Tuesday, June 12, 2012

Facebook privacy: company freaks out over 24-year-old Austrian law student's challenge;
15 FB lawyers on case in Ireland


Schrem with Facebook's 1222-page dossier on him
Schrem was interviewed on The Story, starting at the 31:15 mark of a MP3 file that you can download here.

Max Schrem is a 24-year-old Austrian law student and the leader of Europe vs. Facebook, an organization trying to compel Facebook to become more responsible about its users' privacy.
     He founded the organization when, after 22 emails, Facebook finally sent him its data on him — a pdf file which ran to 1,222 pages — including much information he thought he had deleted.
     Facebook adds the results of its own snooping to the data provided by its users. For example, it has a category called "Last Location" as part of its digital stalking of customers. Deleting friends on Facebook just moves them to a file called "deleted friends." (Schrem: "Pretty much what we discovered is that deleting on Facebook means that you hide things from yourself, but that's pretty much it."
     Max counted 57 categories of data on himself, but says Facebook has at least 84 categories. He also got 300 pages of text messages, many of which he had deleted.
     Facebook's operations outside the US and Canada are in Ireland for tax reasons (2-3% vs. 35% in the US, according to Schrem) so his group went went there to inform Facebook of all the ways it was violating European Data Protection laws.

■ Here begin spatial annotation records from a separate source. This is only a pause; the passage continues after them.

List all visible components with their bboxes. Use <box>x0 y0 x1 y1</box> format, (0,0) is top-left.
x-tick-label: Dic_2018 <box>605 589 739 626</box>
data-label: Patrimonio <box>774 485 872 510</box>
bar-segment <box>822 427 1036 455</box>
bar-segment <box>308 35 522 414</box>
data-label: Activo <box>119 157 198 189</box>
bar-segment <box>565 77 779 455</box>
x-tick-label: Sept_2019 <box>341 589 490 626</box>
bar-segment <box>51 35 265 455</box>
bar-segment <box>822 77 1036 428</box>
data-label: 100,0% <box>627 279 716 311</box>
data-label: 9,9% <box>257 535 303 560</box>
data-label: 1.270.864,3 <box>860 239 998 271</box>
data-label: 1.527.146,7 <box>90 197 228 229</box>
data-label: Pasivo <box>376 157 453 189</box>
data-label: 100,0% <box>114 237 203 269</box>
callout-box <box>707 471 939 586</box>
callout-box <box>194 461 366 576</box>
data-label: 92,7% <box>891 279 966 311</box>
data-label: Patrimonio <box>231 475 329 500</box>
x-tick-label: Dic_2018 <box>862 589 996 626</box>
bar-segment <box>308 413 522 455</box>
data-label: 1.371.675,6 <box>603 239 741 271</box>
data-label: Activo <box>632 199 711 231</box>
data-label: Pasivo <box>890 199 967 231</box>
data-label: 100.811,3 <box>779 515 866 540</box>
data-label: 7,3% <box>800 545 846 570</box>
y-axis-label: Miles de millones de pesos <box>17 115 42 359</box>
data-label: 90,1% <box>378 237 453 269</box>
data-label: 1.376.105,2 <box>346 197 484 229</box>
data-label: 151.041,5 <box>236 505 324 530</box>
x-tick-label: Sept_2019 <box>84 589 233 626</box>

Schrem said Irish Data Protection Commission lacks people "in good knowledge" of stringent European laws. Schrem's beef will be heard in the Irish courts; Facebook now has a legal team of 15 people in Ireland working on Schrem's case.
     Schrem compared Facebook's recent, well-concealed, one-week poll of users about privacy (with laughably-contrived questions) to a Chinese Communist election in which voting is encouraged but the polling places are hidden:

Polling station well hidden. "Instead of having a transparent vote about demanded changes, Facebook is now having a pro-forma vote on its platform. Because the vote would only be binding if 30% of the worldwide users take part, the mechanism was very well hidden on the platform, making sure that most users don’t even know about it.
      Until the end only about 342.000 of the 901 million users have found the polling station, that’s just 0.038028%. Facebook is again fooling its users: First they give you that whole speech about user participation, and then they hide the polling station, just to be sure. To us this is more of a Chinese than an American understanding of democracy."